Barreleye will fit in an Open Rack, it will use rack-based switching and use standard Open Rack power shelves. The parts that Rackspace is changing are inside the server and will take advantage of all of the firmware and systems software work that Rackspace has done already with X86-based systems and will also leverage the open firmware that IBM and Google have created for Power8 systems, which weighs in at around 420,000 lines of code.
“You don’t fit as many of these megaservers into a rack, but what you do fit in is two to three times faster,” says Sullivan. “We are trying to create something that allows for enterprise adoption faster. So we are doing work that allows for modularity in the I/O system, so people can change that part without having to spin the whole board. We will bring in hot swap drives and other things that enterprises are used to and that we have done for other Open Compute systems we run at Rackspace.”

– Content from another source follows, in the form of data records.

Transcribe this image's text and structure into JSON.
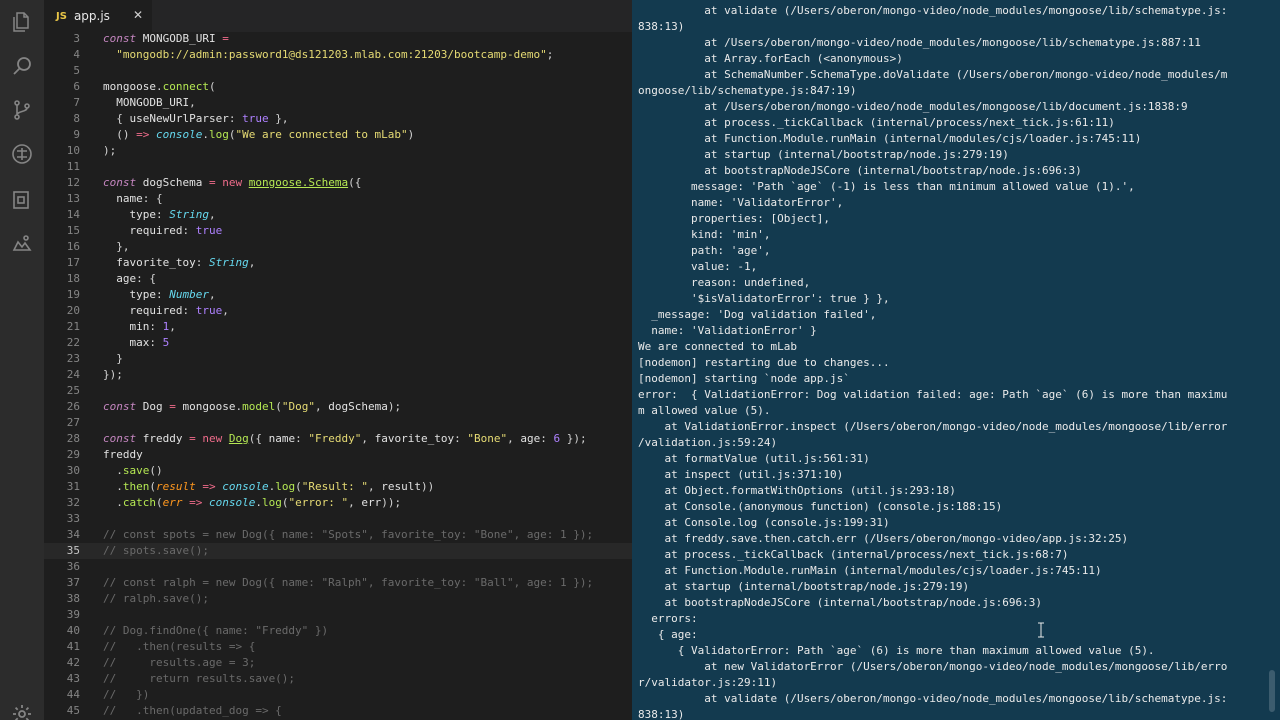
{
  "editor": {
    "tab": {
      "badge": "JS",
      "label": "app.js",
      "close": "✕"
    },
    "lines": [
      {
        "n": "3",
        "html": "<span class=\"kw\">const</span> <span class=\"var\">MONGODB_URI</span> <span class=\"op\">=</span>"
      },
      {
        "n": "4",
        "html": "  <span class=\"str\">\"mongodb://admin:password1@ds121203.mlab.com:21203/bootcamp-demo\"</span><span class=\"punc\">;</span>"
      },
      {
        "n": "5",
        "html": ""
      },
      {
        "n": "6",
        "html": "<span class=\"var\">mongoose</span><span class=\"punc\">.</span><span class=\"fn\">connect</span><span class=\"punc\">(</span>"
      },
      {
        "n": "7",
        "html": "  <span class=\"var\">MONGODB_URI</span><span class=\"punc\">,</span>"
      },
      {
        "n": "8",
        "html": "  <span class=\"punc\">{</span> <span class=\"prop\">useNewUrlParser</span><span class=\"punc\">:</span> <span class=\"bool\">true</span> <span class=\"punc\">},</span>"
      },
      {
        "n": "9",
        "html": "  <span class=\"punc\">()</span> <span class=\"op\">=&gt;</span> <span class=\"typ\">console</span><span class=\"punc\">.</span><span class=\"fn\">log</span><span class=\"punc\">(</span><span class=\"str\">\"We are connected to mLab\"</span><span class=\"punc\">)</span>"
      },
      {
        "n": "10",
        "html": "<span class=\"punc\">);</span>"
      },
      {
        "n": "11",
        "html": ""
      },
      {
        "n": "12",
        "html": "<span class=\"kw\">const</span> <span class=\"var\">dogSchema</span> <span class=\"op\">=</span> <span class=\"kw\" style=\"color:#f06c8b;font-style:normal\">new</span> <span class=\"fn u\">mongoose.Schema</span><span class=\"punc\">({</span>"
      },
      {
        "n": "13",
        "html": "  <span class=\"prop\">name</span><span class=\"punc\">: {</span>"
      },
      {
        "n": "14",
        "html": "    <span class=\"prop\">type</span><span class=\"punc\">:</span> <span class=\"typ\">String</span><span class=\"punc\">,</span>"
      },
      {
        "n": "15",
        "html": "    <span class=\"prop\">required</span><span class=\"punc\">:</span> <span class=\"bool\">true</span>"
      },
      {
        "n": "16",
        "html": "  <span class=\"punc\">},</span>"
      },
      {
        "n": "17",
        "html": "  <span class=\"prop\">favorite_toy</span><span class=\"punc\">:</span> <span class=\"typ\">String</span><span class=\"punc\">,</span>"
      },
      {
        "n": "18",
        "html": "  <span class=\"prop\">age</span><span class=\"punc\">: {</span>"
      },
      {
        "n": "19",
        "html": "    <span class=\"prop\">type</span><span class=\"punc\">:</span> <span class=\"typ\">Number</span><span class=\"punc\">,</span>"
      },
      {
        "n": "20",
        "html": "    <span class=\"prop\">required</span><span class=\"punc\">:</span> <span class=\"bool\">true</span><span class=\"punc\">,</span>"
      },
      {
        "n": "21",
        "html": "    <span class=\"prop\">min</span><span class=\"punc\">:</span> <span class=\"num\">1</span><span class=\"punc\">,</span>"
      },
      {
        "n": "22",
        "html": "    <span class=\"prop\">max</span><span class=\"punc\">:</span> <span class=\"num\">5</span>"
      },
      {
        "n": "23",
        "html": "  <span class=\"punc\">}</span>"
      },
      {
        "n": "24",
        "html": "<span class=\"punc\">});</span>"
      },
      {
        "n": "25",
        "html": ""
      },
      {
        "n": "26",
        "html": "<span class=\"kw\">const</span> <span class=\"var\">Dog</span> <span class=\"op\">=</span> <span class=\"var\">mongoose</span><span class=\"punc\">.</span><span class=\"fn\">model</span><span class=\"punc\">(</span><span class=\"str\">\"Dog\"</span><span class=\"punc\">,</span> <span class=\"var\">dogSchema</span><span class=\"punc\">);</span>"
      },
      {
        "n": "27",
        "html": ""
      },
      {
        "n": "28",
        "html": "<span class=\"kw\">const</span> <span class=\"var\">freddy</span> <span class=\"op\">=</span> <span class=\"kw\" style=\"color:#f06c8b;font-style:normal\">new</span> <span class=\"fn u\">Dog</span><span class=\"punc\">({</span> <span class=\"prop\">name</span><span class=\"punc\">:</span> <span class=\"str\">\"Freddy\"</span><span class=\"punc\">,</span> <span class=\"prop\">favorite_toy</span><span class=\"punc\">:</span> <span class=\"str\">\"Bone\"</span><span class=\"punc\">,</span> <span class=\"prop\">age</span><span class=\"punc\">:</span> <span class=\"num\">6</span> <span class=\"punc\">});</span>"
      },
      {
        "n": "29",
        "html": "<span class=\"var\">freddy</span>"
      },
      {
        "n": "30",
        "html": "  <span class=\"punc\">.</span><span class=\"fn\">save</span><span class=\"punc\">()</span>"
      },
      {
        "n": "31",
        "html": "  <span class=\"punc\">.</span><span class=\"fn\">then</span><span class=\"punc\">(</span><span class=\"param\">result</span> <span class=\"op\">=&gt;</span> <span class=\"typ\">console</span><span class=\"punc\">.</span><span class=\"fn\">log</span><span class=\"punc\">(</span><span class=\"str\">\"Result: \"</span><span class=\"punc\">,</span> <span class=\"var\">result</span><span class=\"punc\">))</span>"
      },
      {
        "n": "32",
        "html": "  <span class=\"punc\">.</span><span class=\"fn\">catch</span><span class=\"punc\">(</span><span class=\"param\">err</span> <span class=\"op\">=&gt;</span> <span class=\"typ\">console</span><span class=\"punc\">.</span><span class=\"fn\">log</span><span class=\"punc\">(</span><span class=\"str\">\"error: \"</span><span class=\"punc\">,</span> <span class=\"var\">err</span><span class=\"punc\">));</span>"
      },
      {
        "n": "33",
        "html": ""
      },
      {
        "n": "34",
        "html": "<span class=\"cmt\">// const spots = new Dog({ name: \"Spots\", favorite_toy: \"Bone\", age: 1 });</span>"
      },
      {
        "n": "35",
        "html": "<span class=\"cmt\">// spots.save();</span>",
        "active": true
      },
      {
        "n": "36",
        "html": ""
      },
      {
        "n": "37",
        "html": "<span class=\"cmt\">// const ralph = new Dog({ name: \"Ralph\", favorite_toy: \"Ball\", age: 1 });</span>"
      },
      {
        "n": "38",
        "html": "<span class=\"cmt\">// ralph.save();</span>"
      },
      {
        "n": "39",
        "html": ""
      },
      {
        "n": "40",
        "html": "<span class=\"cmt\">// Dog.findOne({ name: \"Freddy\" })</span>"
      },
      {
        "n": "41",
        "html": "<span class=\"cmt\">//   .then(results =&gt; {</span>"
      },
      {
        "n": "42",
        "html": "<span class=\"cmt\">//     results.age = 3;</span>"
      },
      {
        "n": "43",
        "html": "<span class=\"cmt\">//     return results.save();</span>"
      },
      {
        "n": "44",
        "html": "<span class=\"cmt\">//   })</span>"
      },
      {
        "n": "45",
        "html": "<span class=\"cmt\">//   .then(updated_dog =&gt; {</span>"
      }
    ]
  },
  "terminal": {
    "lines": [
      "          at validate (/Users/oberon/mongo-video/node_modules/mongoose/lib/schematype.js:",
      "838:13)",
      "          at /Users/oberon/mongo-video/node_modules/mongoose/lib/schematype.js:887:11",
      "          at Array.forEach (<anonymous>)",
      "          at SchemaNumber.SchemaType.doValidate (/Users/oberon/mongo-video/node_modules/m",
      "ongoose/lib/schematype.js:847:19)",
      "          at /Users/oberon/mongo-video/node_modules/mongoose/lib/document.js:1838:9",
      "          at process._tickCallback (internal/process/next_tick.js:61:11)",
      "          at Function.Module.runMain (internal/modules/cjs/loader.js:745:11)",
      "          at startup (internal/bootstrap/node.js:279:19)",
      "          at bootstrapNodeJSCore (internal/bootstrap/node.js:696:3)",
      "        message: 'Path `age` (-1) is less than minimum allowed value (1).',",
      "        name: 'ValidatorError',",
      "        properties: [Object],",
      "        kind: 'min',",
      "        path: 'age',",
      "        value: -1,",
      "        reason: undefined,",
      "        '$isValidatorError': true } },",
      "  _message: 'Dog validation failed',",
      "  name: 'ValidationError' }",
      "We are connected to mLab",
      "[nodemon] restarting due to changes...",
      "[nodemon] starting `node app.js`",
      "error:  { ValidationError: Dog validation failed: age: Path `age` (6) is more than maximu",
      "m allowed value (5).",
      "    at ValidationError.inspect (/Users/oberon/mongo-video/node_modules/mongoose/lib/error",
      "/validation.js:59:24)",
      "    at formatValue (util.js:561:31)",
      "    at inspect (util.js:371:10)",
      "    at Object.formatWithOptions (util.js:293:18)",
      "    at Console.(anonymous function) (console.js:188:15)",
      "    at Console.log (console.js:199:31)",
      "    at freddy.save.then.catch.err (/Users/oberon/mongo-video/app.js:32:25)",
      "    at process._tickCallback (internal/process/next_tick.js:68:7)",
      "    at Function.Module.runMain (internal/modules/cjs/loader.js:745:11)",
      "    at startup (internal/bootstrap/node.js:279:19)",
      "    at bootstrapNodeJSCore (internal/bootstrap/node.js:696:3)",
      "  errors:",
      "   { age:",
      "      { ValidatorError: Path `age` (6) is more than maximum allowed value (5).",
      "          at new ValidatorError (/Users/oberon/mongo-video/node_modules/mongoose/lib/erro",
      "r/validator.js:29:11)",
      "          at validate (/Users/oberon/mongo-video/node_modules/mongoose/lib/schematype.js:",
      "838:13)"
    ]
  },
  "activity_bar": {
    "icons": [
      "files-icon",
      "search-icon",
      "source-control-icon",
      "debug-icon",
      "extensions-icon",
      "remote-icon",
      "settings-gear-icon"
    ]
  },
  "colors": {
    "editor_bg": "#1e1e1e",
    "terminal_bg": "#133a4f",
    "activity_bg": "#2c2c2c"
  }
}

There is also an HPC angle to this OpenPower-Open Compute platform, too.
“We link Barreleye to what we learned from our OnMetal service, which was one of the first cases of Rackspace supporting customers who wanted to do HPC,” Sullivan explains. “OnMetal gives them bare metal access, and everybody in HPC wants that, and the way we built OnMetal, it would not be hard to turn on shared memory functions like RDMA or MPI. We won’t build fabrics that are as esoteric as some HPC companies can do, but we can build a fabric that works for a lot of customers. Just like companies adopted cloud an app at a time, I think HPC shops can start to dabble there and rethink their application models. But we didn’t get into this thinking: ‘Man, how do we go get HPC?’ HPC is a benefit in the cart that comes from the rest of the effort.”